O registro para novos produtos agrotóxicos só será concedido se a sua ação tóxica sobre o ser humano e o meio ambiente for comprovadamente igual ou menor do que a daqueles já registrados para o mesmo fim. É proibido o registro de agrotóxicos, seus componentes e afins, dentre outras hipóteses, para os quais não haja antídoto ou tratamento eficaz no Brasil; que revelem características teratogênicas, carcinogênicas ou mutagênicas, de acordo com os resultados atualizados de experiências da comunidade científica; que provoquem distúrbios hormonais, danos ao aparelho reprodutor, de acordo com procedimentos e experiências atualizadas na comunidade científica; e cujas características causem danos ao meio ambiente. O Decreto nº 4.074, de 04 de janeiro de 2002, que regulamenta a Lei, estabelece as competências para os três órgãos envolvidos no registro: Anvisa, vinculada ao Ministério da Saúde; Ibama, vinculado ao Ministério do Meio Ambiente; e Ministério da Agricultura, Pecuária e Abastecimento. A ANVISA tem atribuição de avaliar e classificar toxicologicamente os agrotóxicos. Os resultados dos estudos toxicológicos são utilizados para calcular o parâmetro de segurança que consiste na Ingestão Diária Aceitável (IDA) de cada ingrediente ativo. Não há dúvidas que as normas de defesa do Consumidor impõem ao produtor, ao mercado varejista e aos órgãos públicos fiscalizadores, o dever legal de evitar que a saúde e segurança do consumidor sejam colocadas em risco, buscando prevenir a ocorrência efetiva do dano. É inegável que a presença de defensivos químicos em quantidade excessiva nos alimentos, que são de consumo diário e obrigatório de toda a população, expõe os consumidores a riscos à sua saúde e integridade.
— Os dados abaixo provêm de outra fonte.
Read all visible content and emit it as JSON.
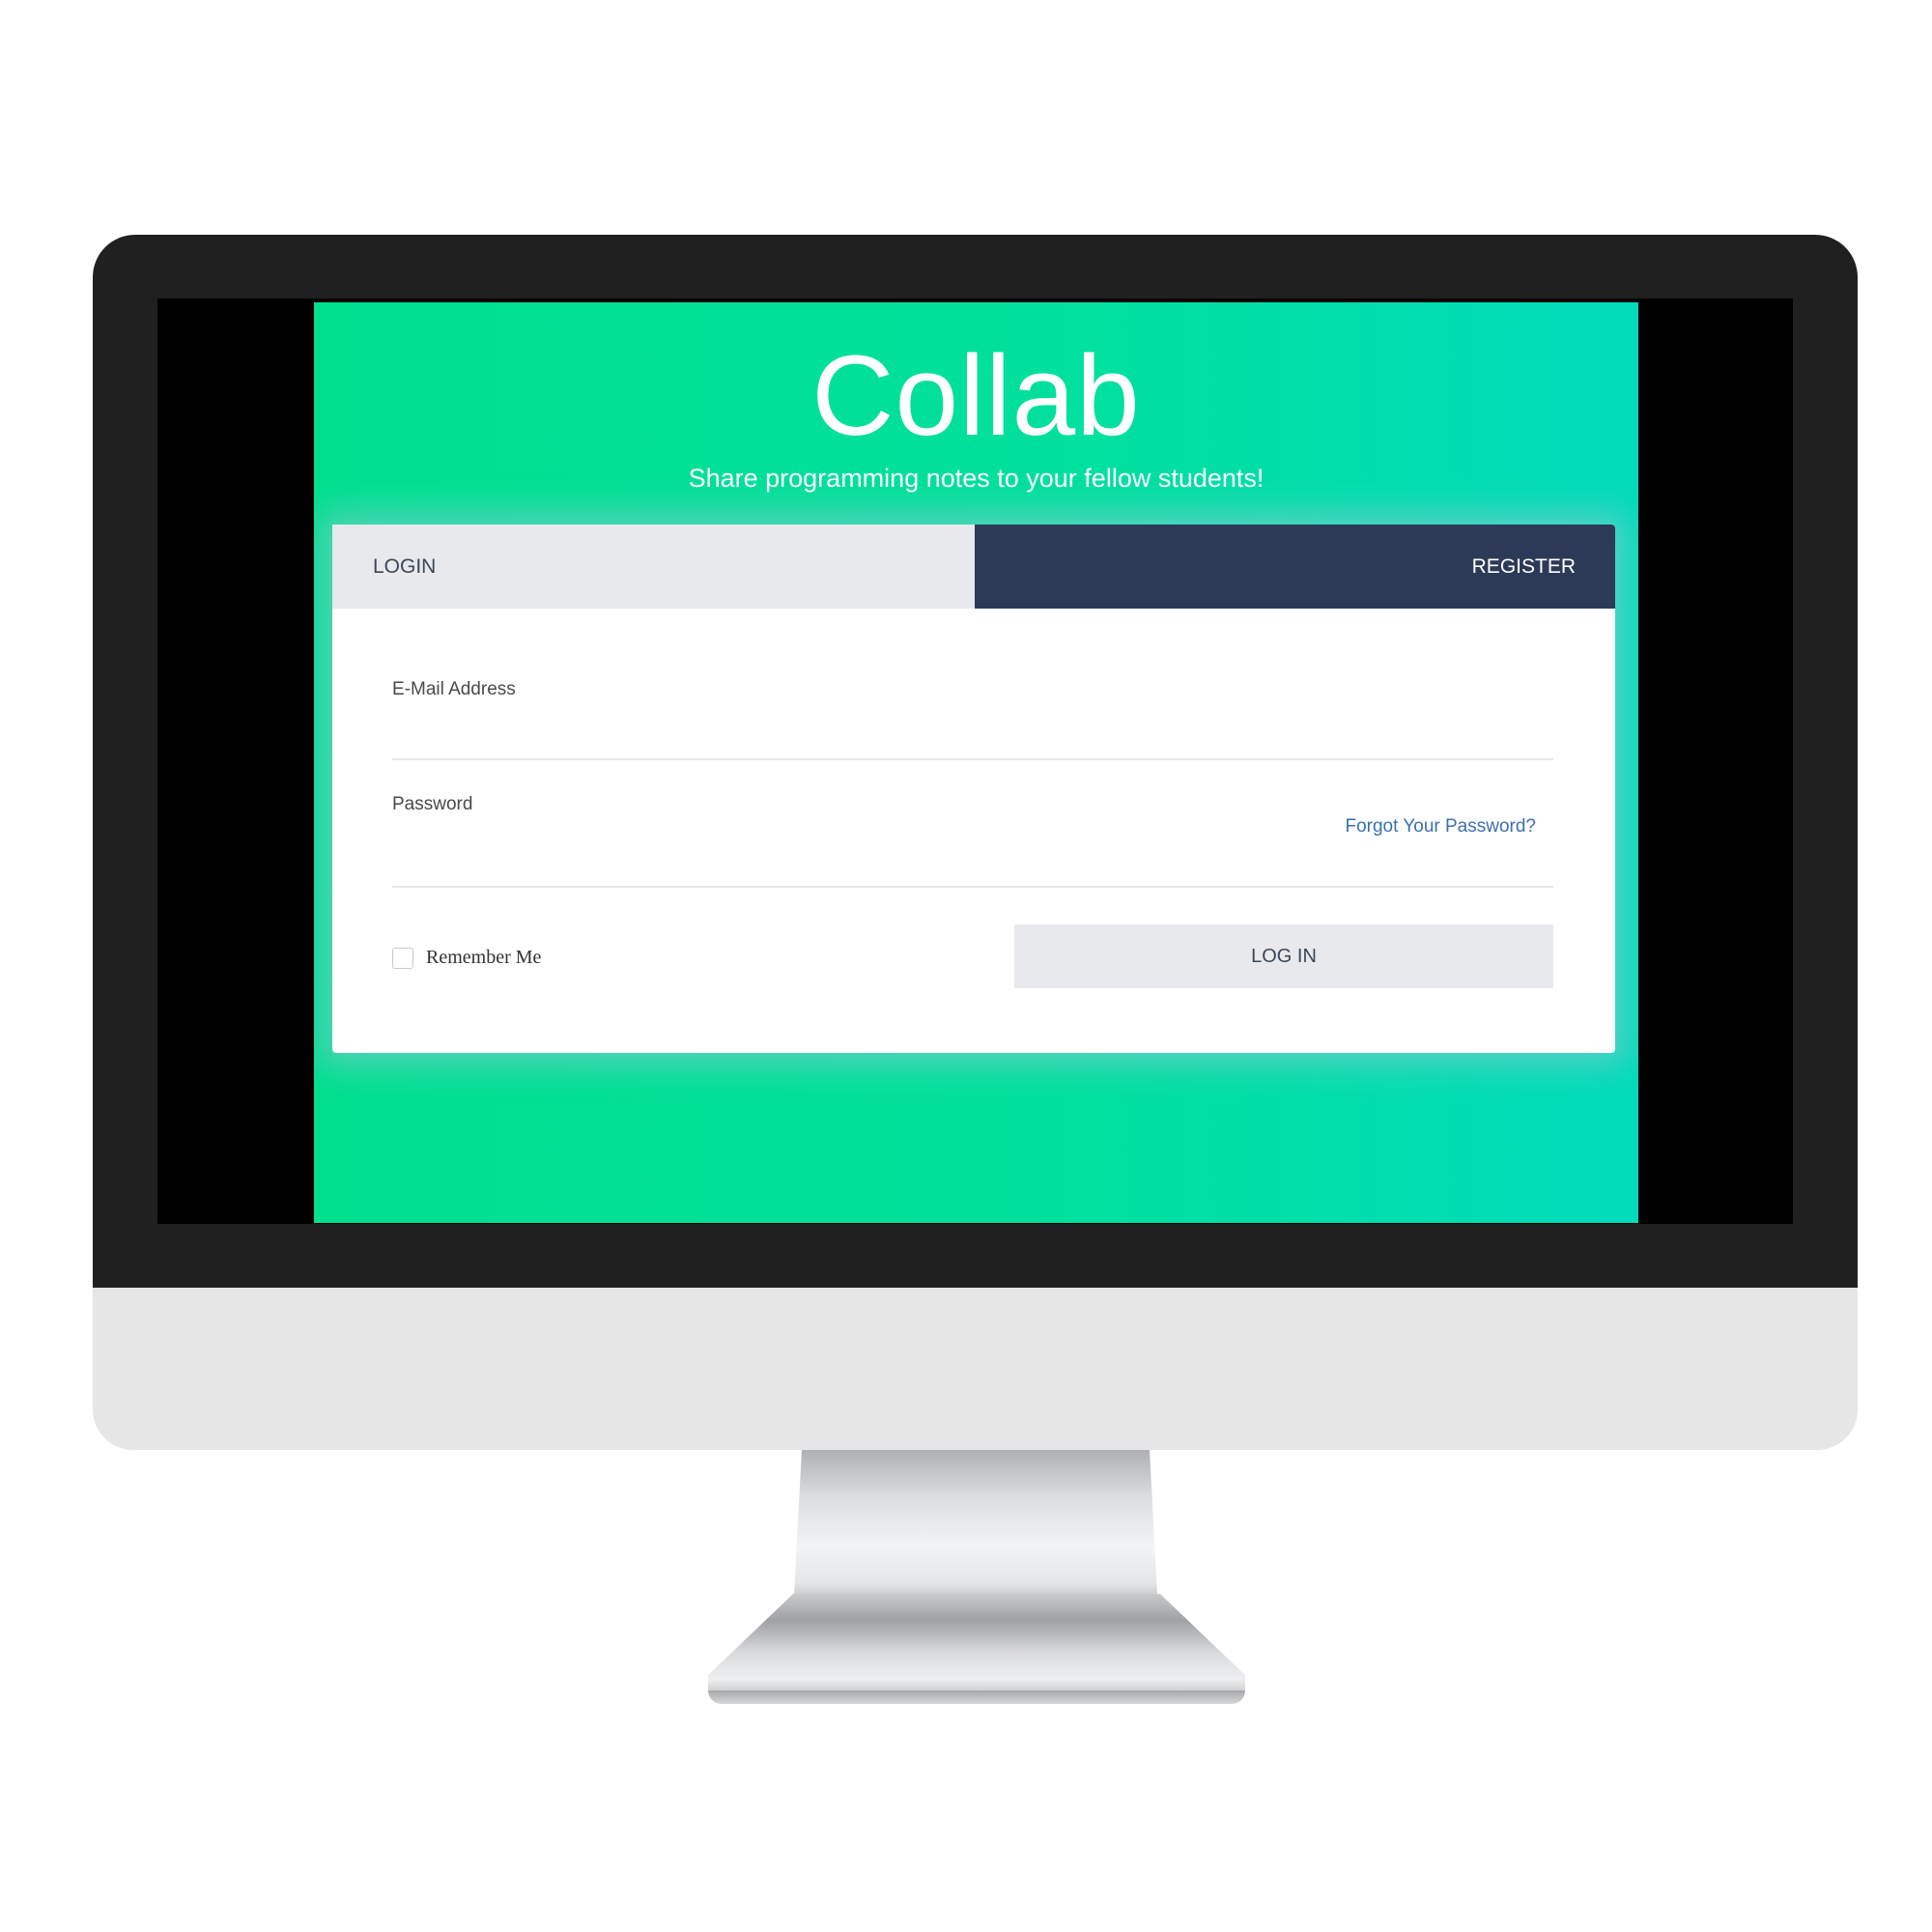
{
  "app": {
    "title": "Collab",
    "subtitle": "Share programming notes to your fellow students!"
  },
  "tabs": {
    "login_label": "LOGIN",
    "register_label": "REGISTER"
  },
  "form": {
    "email_label": "E-Mail Address",
    "email_value": "",
    "password_label": "Password",
    "password_value": "",
    "forgot_password_label": "Forgot Your Password?",
    "remember_me_label": "Remember Me",
    "remember_me_checked": false,
    "login_button_label": "LOG IN"
  },
  "colors": {
    "gradient_start": "#00df8e",
    "gradient_end": "#00dbbb",
    "register_tab": "#2c3a57",
    "tab_inactive": "#e8e9ec",
    "link": "#3d6fb0"
  }
}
A Resolução RDC nº 04, de 18 de janeiro de 2012, da Agência Nacional de Vigilância Sanitária dispõe sobre os critérios para a realização de estudos de resíduos de agrotóxicos para fins de registro de agrotóxicos no Brasil. Na legislação administrativa sanitária, inserida na Portaria de Consolidação nº 02, de 28 de setembro de 2017, há preocupação com o tema dos agrotóxicos em diversos aspectos: a. Política Nacional de Alimentação e Nutrição (Anexo 1 do Anexo III da Portaria de Consolidação), onde se prevê sobre o controle e a regulação de alimentos (item 4.7); b. Política Nacional de redução de morbinatalidade por acidentes e violências (Anexo 1 do anexo VII), que considera os elevados índices de intoxicação por ingestão de agrotóxicos, exigindo-se a criação e a capacitação de unidades de emergências para o atendimento de intoxicações, enfatizando-se aquelas decorrentes de agrotóxicos, com apoio toxicológico de emergência e de referência; c. Política Nacional para Prevenção e Controle do Câncer (Anexo IX), que determina o enfrentamento dos impactos dos agrotóxicos na saúde humana e no ambiente, por meio de práticas de promoção da saúde com caráter preventivo e sustentável e também o fomento à eliminação ou redução da exposição aos agentes cancerígenos relacionados ao trabalho e ao ambiente, tais como benzeno, agrotóxicos, sílica, amianto, formaldeído e radiação; d. Política Nacional de Saúde do Trabalhador e da Trabalhadora (Anexo XV), que prevê o estabelecimento da notificação compulsória e investigação obrigatória em todo território nacional dos acidentes de trabalho graves e com óbito e das intoxicações por agrotóxicos, considerando critérios de magnitude e gravidade; e. Política Nacional de Saúde integral das populações do campo, da floresta e das águas (Anexo XX), que prevê a meta de reduzir os acidentes e agravos relacionados aos processos de trabalho no campo e na floresta, particularmente o adoecimento decorrente do uso de agrotóxicos e mercúrio, o advindo do risco ergonômico do trabalho no campo e na floresta e da exposição contínua aos raios ultravioleta e também prevê a promoção do fortalecimento e a ampliação do sistema público de vigilância em saúde, do monitoramento e da avaliação tecnológica sobre os agravos à saúde decorrentes do uso de agrotóxicos e transgênicos.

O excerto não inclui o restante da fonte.